I'm no linux expert. I just customized what I found over at hishamk's repo. For more technical details, please visit his repository.

Tested Configuration

Raspberry Pi 3B, 16GB SD card, Raspberry Pi OS Lite (Debian 12 / bookworm) 32-bit. "Lite" OS is no desktop environment, command line only.

Setup steps

  1. Boot up and allow to configure itself for the first time; login.
  2. sudo apt update
  3. sudo apt upgrade
  4. Compile barrier. See their wiki for instructions.
    • Note, the "libqt4-dev" package it references is not available anymore, and can be omitted from the package list when installing -- it's not used.
    • It's important that you compile using the Release build configuration. Edit clean_build.sh, change line 12 from -Debug to -Release.
  5. sudo apt install xorg xserver-xorg-video-dummy
  6. git clone https://github.com/yozzozo/barrier-headless.git ~/barrier-headless
  7. Ensure /etc/hostname reflects the name of the server appropriately.
  8. Create barrier config (i.e. on another machine) and copy it to /etc/barrier.conf
    • Ensure you convert the line endings to LF if you used a Windows machine to create the file. For some reason barrier didn't like CRLF.
    • Ensure the config file has the new server hostname in it, in the screens and links sections
  9. Following barrier's steps, start creating an SSL configuration.
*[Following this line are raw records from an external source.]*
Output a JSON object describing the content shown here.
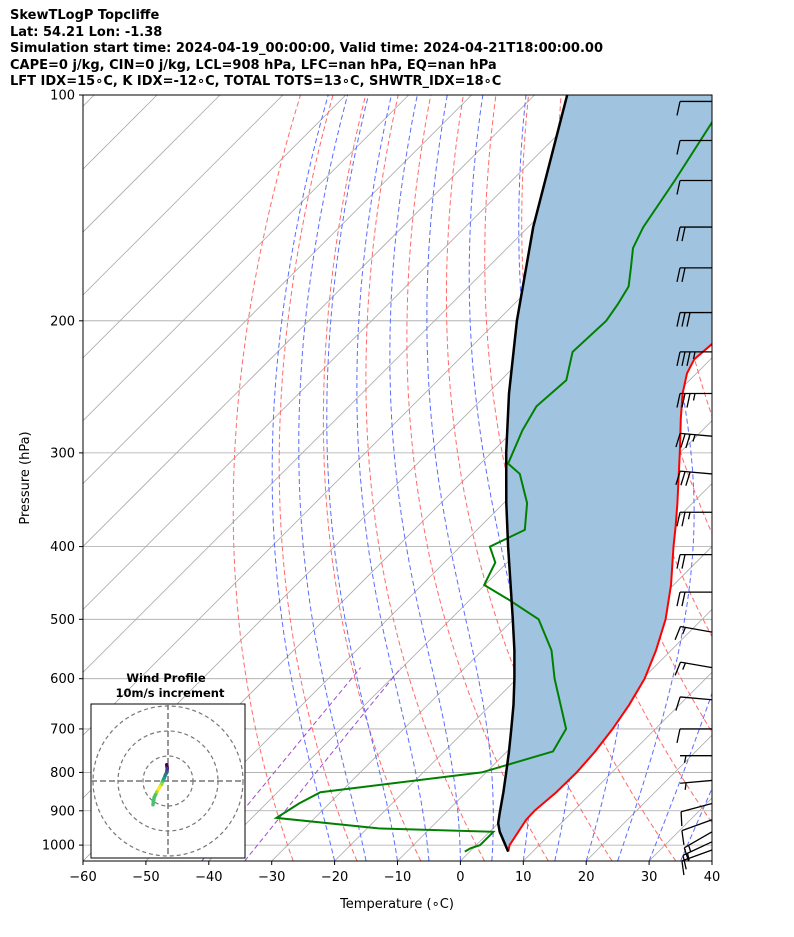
{
  "header": {
    "title": "SkewTLogP Topcliffe",
    "location": "Lat: 54.21   Lon: -1.38",
    "times": "Simulation start time: 2024-04-19_00:00:00, Valid time: 2024-04-21T18:00:00.00",
    "params": "CAPE=0 j/kg, CIN=0 j/kg, LCL=908 hPa, LFC=nan hPa, EQ=nan hPa",
    "indices": "LFT IDX=15∘C, K IDX=-12∘C, TOTAL TOTS=13∘C, SHWTR_IDX=18∘C"
  },
  "inset": {
    "title": "Wind Profile",
    "subtitle": "10m/s increment"
  },
  "colors": {
    "temperature": "#ff0000",
    "dewpoint": "#008000",
    "parcel": "#000000",
    "shade": "#a0c4df",
    "dry_adiabat": "#ff6a6a",
    "moist_adiabat": "#5a6cff",
    "mixing_ratio": "#9d4dcf",
    "isotherm": "#a8a8a8"
  },
  "chart_data": {
    "type": "line",
    "xlabel": "Temperature (∘C)",
    "ylabel": "Pressure (hPa)",
    "xlim": [
      -60,
      40
    ],
    "ylim": [
      1050,
      100
    ],
    "yscale": "log",
    "skew": true,
    "grid": true,
    "x_ticks": [
      "−60",
      "−50",
      "−40",
      "−30",
      "−20",
      "−10",
      "0",
      "10",
      "20",
      "30",
      "40"
    ],
    "y_ticks": [
      "1000",
      "900",
      "800",
      "700",
      "600",
      "500",
      "400",
      "300",
      "200",
      "100"
    ],
    "series": [
      {
        "role": "temperature",
        "points": [
          [
            1020,
            6.1
          ],
          [
            1000,
            5.3
          ],
          [
            925,
            3.9
          ],
          [
            900,
            3.8
          ],
          [
            850,
            4.3
          ],
          [
            800,
            4.4
          ],
          [
            750,
            4.0
          ],
          [
            700,
            3.2
          ],
          [
            650,
            2.0
          ],
          [
            600,
            0.3
          ],
          [
            550,
            -2.4
          ],
          [
            500,
            -5.8
          ],
          [
            450,
            -10.4
          ],
          [
            400,
            -16.1
          ],
          [
            375,
            -19.1
          ],
          [
            350,
            -22.4
          ],
          [
            300,
            -30.0
          ],
          [
            270,
            -35.3
          ],
          [
            250,
            -39.0
          ],
          [
            235,
            -41.5
          ],
          [
            225,
            -42.6
          ],
          [
            210,
            -42.0
          ],
          [
            200,
            -42.0
          ],
          [
            190,
            -42.1
          ],
          [
            180,
            -43.2
          ],
          [
            170,
            -44.8
          ],
          [
            160,
            -46.1
          ],
          [
            150,
            -47.9
          ],
          [
            140,
            -49.8
          ],
          [
            125,
            -52.6
          ],
          [
            110,
            -55.4
          ],
          [
            100,
            -57.5
          ]
        ]
      },
      {
        "role": "dewpoint",
        "points": [
          [
            1020,
            -0.8
          ],
          [
            1010,
            -0.4
          ],
          [
            1000,
            0.6
          ],
          [
            960,
            0.6
          ],
          [
            950,
            -18.2
          ],
          [
            920,
            -36.1
          ],
          [
            880,
            -34.8
          ],
          [
            850,
            -33.2
          ],
          [
            800,
            -10.7
          ],
          [
            750,
            -2.7
          ],
          [
            700,
            -4.2
          ],
          [
            600,
            -14.0
          ],
          [
            550,
            -19.0
          ],
          [
            500,
            -26.0
          ],
          [
            470,
            -34.1
          ],
          [
            450,
            -40.1
          ],
          [
            420,
            -41.9
          ],
          [
            400,
            -45.3
          ],
          [
            380,
            -42.4
          ],
          [
            350,
            -46.3
          ],
          [
            320,
            -52.1
          ],
          [
            310,
            -55.6
          ],
          [
            280,
            -58.6
          ],
          [
            260,
            -60.2
          ],
          [
            240,
            -59.6
          ],
          [
            220,
            -63.1
          ],
          [
            200,
            -62.7
          ],
          [
            190,
            -63.5
          ],
          [
            180,
            -64.6
          ],
          [
            170,
            -67.2
          ],
          [
            160,
            -70.0
          ],
          [
            150,
            -71.7
          ],
          [
            130,
            -74.1
          ],
          [
            100,
            -79.0
          ]
        ]
      },
      {
        "role": "parcel",
        "points": [
          [
            1020,
            6.1
          ],
          [
            960,
            1.6
          ],
          [
            935,
            0.0
          ],
          [
            908,
            -1.3
          ],
          [
            850,
            -4.1
          ],
          [
            800,
            -6.8
          ],
          [
            750,
            -9.7
          ],
          [
            700,
            -12.9
          ],
          [
            650,
            -16.4
          ],
          [
            600,
            -20.4
          ],
          [
            550,
            -24.9
          ],
          [
            500,
            -30.1
          ],
          [
            450,
            -35.9
          ],
          [
            400,
            -42.4
          ],
          [
            350,
            -49.6
          ],
          [
            300,
            -57.6
          ],
          [
            250,
            -66.6
          ],
          [
            200,
            -76.9
          ],
          [
            150,
            -89.2
          ],
          [
            100,
            -104.8
          ]
        ]
      }
    ],
    "wind_barbs": [
      {
        "p": 1015,
        "speed_kt": 10,
        "dir": 250
      },
      {
        "p": 990,
        "speed_kt": 15,
        "dir": 245
      },
      {
        "p": 960,
        "speed_kt": 15,
        "dir": 240
      },
      {
        "p": 925,
        "speed_kt": 10,
        "dir": 250
      },
      {
        "p": 880,
        "speed_kt": 10,
        "dir": 255
      },
      {
        "p": 820,
        "speed_kt": 5,
        "dir": 265
      },
      {
        "p": 760,
        "speed_kt": 5,
        "dir": 270
      },
      {
        "p": 700,
        "speed_kt": 10,
        "dir": 270
      },
      {
        "p": 640,
        "speed_kt": 10,
        "dir": 275
      },
      {
        "p": 580,
        "speed_kt": 15,
        "dir": 280
      },
      {
        "p": 520,
        "speed_kt": 15,
        "dir": 280
      },
      {
        "p": 460,
        "speed_kt": 20,
        "dir": 270
      },
      {
        "p": 410,
        "speed_kt": 20,
        "dir": 270
      },
      {
        "p": 360,
        "speed_kt": 25,
        "dir": 270
      },
      {
        "p": 320,
        "speed_kt": 30,
        "dir": 275
      },
      {
        "p": 285,
        "speed_kt": 35,
        "dir": 275
      },
      {
        "p": 250,
        "speed_kt": 35,
        "dir": 270
      },
      {
        "p": 220,
        "speed_kt": 35,
        "dir": 270
      },
      {
        "p": 195,
        "speed_kt": 30,
        "dir": 270
      },
      {
        "p": 170,
        "speed_kt": 20,
        "dir": 270
      },
      {
        "p": 150,
        "speed_kt": 20,
        "dir": 270
      },
      {
        "p": 130,
        "speed_kt": 10,
        "dir": 270
      },
      {
        "p": 115,
        "speed_kt": 10,
        "dir": 270
      },
      {
        "p": 102,
        "speed_kt": 10,
        "dir": 270
      }
    ],
    "hodograph": {
      "ring_spacing_ms": 10,
      "points": [
        [
          -0.5,
          6.5
        ],
        [
          -0.3,
          5.0
        ],
        [
          -0.5,
          3.5
        ],
        [
          -1.0,
          2.5
        ],
        [
          -1.6,
          1.0
        ],
        [
          -2.3,
          -0.4
        ],
        [
          -2.5,
          -1.2
        ],
        [
          -3.2,
          -2.3
        ],
        [
          -4.5,
          -4.4
        ],
        [
          -5.0,
          -5.5
        ],
        [
          -5.5,
          -6.5
        ],
        [
          -5.8,
          -8.0
        ],
        [
          -6.0,
          -9.5
        ]
      ]
    }
  }
}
First create the directory hierarchy: mkdir -p ~/.local/share/barrier/SSL/Fingerprints
  10. Then create the SSL config PEM (key pair): openssl req -x509 -nodes -days 365 -subj /CN=Barrier -newkey rsa:2048 -keyout /home/<USER>/.local/share/barrier/SSL/Barrier.pem -out /home/<USER>/.local/share/barrier/SSL/Barrier.pem
  11. Generate an SSL config fingerprint for the server: openssl x509 -fingerprint -sha1 -noout -in ~/.local/share/barrier/SSL/Barrier.pem
  12. Copy the output fingerprint (long hex string separated by colons) into ~/.local/share/barrier/SSL/Fingerprints/Local.txt
  13. Copy the ~/.local/share/barrier dir hierarchy to /root (ensuring owner is root for all copied files/dirs)
  14. Copy X config file: sudo cp barrier-headless/xorg_dummy.config /etc/X11/xorg.conf.d/
  15. Copy X service file: sudo cp barrier-headless/x_dummy.service /etc/systemd/system/
  16. Copy barrier service file: sudo cp barrier-headless/barrier.service /etc/systemd/system/
  17. Change owner: sudo chown root:root /etc/systemd/system/barrier.service /etc/systemd/system/x_dummy.service
  18. Add execute flag (not sure if needed): sudo chmod uog+x /etc/systemd/system/barrier.service /etc/systemd/system/x_dummy.service
  19. Reload systemd: systemctl daemon-reload
  20. Start X dummy service: systemctl start x_dummy
  21. Check its status: systemctl status x_dummy
  22. Start barrier server: systemctl start barrier
  23. Check its status: systemctl status barrier
  24. Enable both services to start persistently: systemctl enable x_dummy.service; systemctl enable barrier.service
  25. reboot

Note: it may be necessary to modify connecting clients' SSL trusted hosts file, if the server is being reused with a new certificate.